If not for judiciary, I’d have been eliminated, says Dr Kafeel Khan

Kafeel Khan (PTI image)
AGRA: It was a bittersweet homecoming for Dr Kafeel Khan on Wednesday. Moments after walking out of Mathura jail, over 12 hours after the Allahabad high court had ordered his release, he said he had begun to worry during his seven-month-long incarceration that he would not make it. So instead of going home to Gorakhpur, he told TOI at 2am, he was crossing UP’s border.
“What a relief,” he said. “I have only the judiciary to thank for this. I could have been eliminated.”
The paediatrician has been in the crosshairs of the state government since the death of more than 60 children at BRD Hospital in Gorakhpur, where he worked, because of oxygen shortage in 2017. “I am being victimised because I questioned the government about the real culprits of the children’s deaths,” he said. He remains suspended from his medical duties though the case of negligence against him was not proven.

On Tuesday, the Allahabad High Court set aside his detention under the stringent National Security Act (NSA). He had been arrested on January 29 for a speech he delivered at Aligarh Muslim University gate during protests against the Citizenship (Amendment) Act.

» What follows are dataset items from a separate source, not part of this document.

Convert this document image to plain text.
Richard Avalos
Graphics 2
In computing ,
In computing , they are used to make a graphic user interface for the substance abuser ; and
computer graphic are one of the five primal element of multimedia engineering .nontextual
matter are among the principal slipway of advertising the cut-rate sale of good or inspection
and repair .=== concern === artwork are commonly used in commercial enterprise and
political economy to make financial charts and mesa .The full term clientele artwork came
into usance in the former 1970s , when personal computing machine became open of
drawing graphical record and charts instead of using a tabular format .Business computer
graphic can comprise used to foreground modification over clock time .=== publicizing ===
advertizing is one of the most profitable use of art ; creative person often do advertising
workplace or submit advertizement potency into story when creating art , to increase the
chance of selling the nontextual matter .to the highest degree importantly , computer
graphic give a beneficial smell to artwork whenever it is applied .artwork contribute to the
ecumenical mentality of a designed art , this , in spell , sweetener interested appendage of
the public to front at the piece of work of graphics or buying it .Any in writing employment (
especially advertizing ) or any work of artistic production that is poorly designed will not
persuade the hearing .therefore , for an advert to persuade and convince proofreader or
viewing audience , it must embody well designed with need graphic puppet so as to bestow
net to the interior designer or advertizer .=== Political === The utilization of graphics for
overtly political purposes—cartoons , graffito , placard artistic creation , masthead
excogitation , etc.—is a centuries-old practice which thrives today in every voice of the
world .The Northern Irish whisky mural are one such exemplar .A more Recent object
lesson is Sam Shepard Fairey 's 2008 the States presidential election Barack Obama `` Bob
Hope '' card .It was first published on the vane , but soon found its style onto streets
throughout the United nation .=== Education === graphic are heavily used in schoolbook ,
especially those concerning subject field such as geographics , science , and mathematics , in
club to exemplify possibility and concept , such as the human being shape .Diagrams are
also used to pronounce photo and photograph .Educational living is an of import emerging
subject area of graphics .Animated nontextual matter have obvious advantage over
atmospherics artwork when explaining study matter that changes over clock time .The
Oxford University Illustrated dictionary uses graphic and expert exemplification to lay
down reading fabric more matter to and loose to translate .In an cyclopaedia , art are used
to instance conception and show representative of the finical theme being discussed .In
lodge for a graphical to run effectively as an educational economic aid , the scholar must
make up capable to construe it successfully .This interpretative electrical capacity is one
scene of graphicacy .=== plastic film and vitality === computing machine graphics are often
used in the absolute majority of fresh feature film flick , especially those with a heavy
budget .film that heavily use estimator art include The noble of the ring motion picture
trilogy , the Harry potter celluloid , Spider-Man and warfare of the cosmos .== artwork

Thanking the judiciary for the “brilliant” order that showed the state government’s case against him was “false, baseless and fictitious”, he said, “I also thank the STF (Special Task Force) for sparing my life when they brought me from Mumbai to UP after arrest.” When he had been arrested, he said the STF had interrogated him for 48 hours with “absurd” questions. “I was accused of trying to topple the state government and that I had some kind of powder to kill people, had visited Japan, and so on.”
In the course of conversation, he crossed the state borders safely. “I am taking my family with me and will spend some time with them,” he said. “I missed them a lot. My son, Oliver, was 11 months when I was jailed. Now, he has started saying ‘papa’.” His wife Shabista and brother Adeel, who had been trying to get him out all this while, met him at a predetermined spot.
When he was sent to prison, he continued that he was not given food or water for five days. “I was not allowed to talk about the Gorakhpur hospital case in prison.” Prison conditions were also “pathetic”, he said. “One toilet. Some 1,600 prisoners. And a capacity of 530. It was horrible.” He had started writing a book on the Gorakhpur tragedy while in prison. He said he will now try and finish it.
It has been a long time since he practised medicine, but he wants to help. “I want to do something for people in flood-affected states by organising medical camps. Floods increase risk of communicable diseases like cholera, malaria and dengue. Maybe some research on Covid-19. I had worked intensively on encephalitis earlier.”
But he is not headed to his hometown anytime soon. “I’ll be staying away from UP for a while.”